Why is the slope-intercept form of the equation of a line often written $y=mx+b$? Why $m$ instead of $a$? After a quick google search, I read something about Conway suggesting the $m$ having to do with "modulus" ... 
This seems odd to me, but perhaps there is some mathematical reason? I've heard of the uses of the word modulus in real/complex analysis and in number theory, but neither seem applicable here. 
 A: I found this page independent of vuur and found this question, so I might as well answer it. Specifically,

The earliest known use of m for slope appears in Vincenzo Riccati’s memoir De methodo Hermanni ad locos geometricos resolvendos, which is chapter XII of the first part of his book Vincentii Riccati Opusculorum ad res Physica, & Mathematicas pertinentium (1757):

Propositio prima. Aequationes primi gradus construere. Ut Hermanni methodo utamor, danda est aequationi hujusmodi forma y = mx + n, quod semper fieri posse certum est. (p. 151)

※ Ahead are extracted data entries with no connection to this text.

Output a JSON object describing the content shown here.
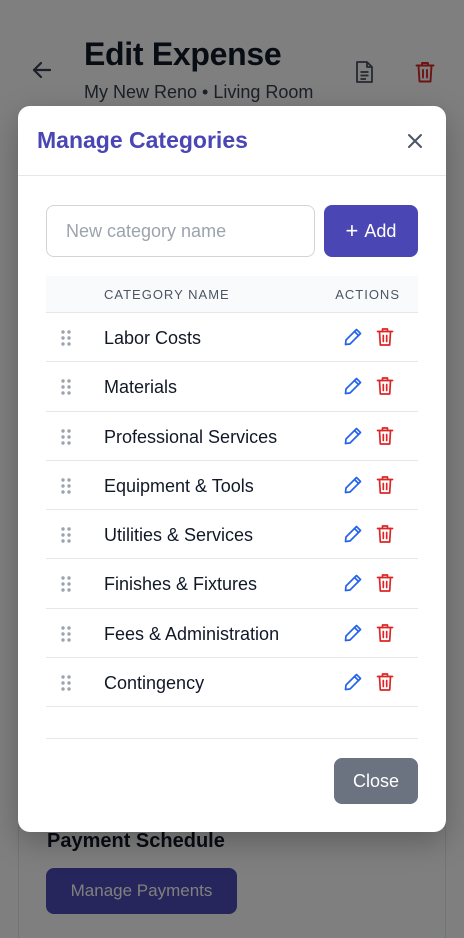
{
  "page": {
    "title": "Edit Expense",
    "subtitle": "My New Reno • Living Room",
    "section_title": "Payment Schedule",
    "manage_payments_label": "Manage Payments"
  },
  "modal": {
    "title": "Manage Categories",
    "input_placeholder": "New category name",
    "input_value": "",
    "add_label": "Add",
    "columns": {
      "name": "CATEGORY NAME",
      "actions": "ACTIONS"
    },
    "categories": [
      {
        "label": "Labor Costs"
      },
      {
        "label": "Materials"
      },
      {
        "label": "Professional Services"
      },
      {
        "label": "Equipment & Tools"
      },
      {
        "label": "Utilities & Services"
      },
      {
        "label": "Finishes & Fixtures"
      },
      {
        "label": "Fees & Administration"
      },
      {
        "label": "Contingency"
      }
    ],
    "close_label": "Close"
  },
  "icons": {
    "back": "arrow-left-icon",
    "document": "document-icon",
    "delete": "trash-icon",
    "close": "close-icon",
    "drag": "drag-handle-icon",
    "edit": "pencil-icon"
  },
  "colors": {
    "accent": "#4a46b3",
    "danger": "#dc2626",
    "edit": "#2563eb",
    "neutral_button": "#6b7280"
  }
}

The Latin simply states that this is the form of a linear equation, and Riccati does not remark upon the use of $m$.
Interestingly enough, Traite Elementaire D'Arithmetique, Al'Usage De L'Ecole Centrale des Quatre-Nations: Par S.F. LaCroix, Dix-Huitieme Edition, published in 1830 does use $a$ instead of $m$ (although it obviously was not written by Riccati).
As DavidK pointed out, George Salmon also used $a$ in his work in the 19th century. I had omitted that from my original answer because he used a different form,
$$\frac{x}{a}+\frac{y}{b}=1$$
but it is still a relevant usage.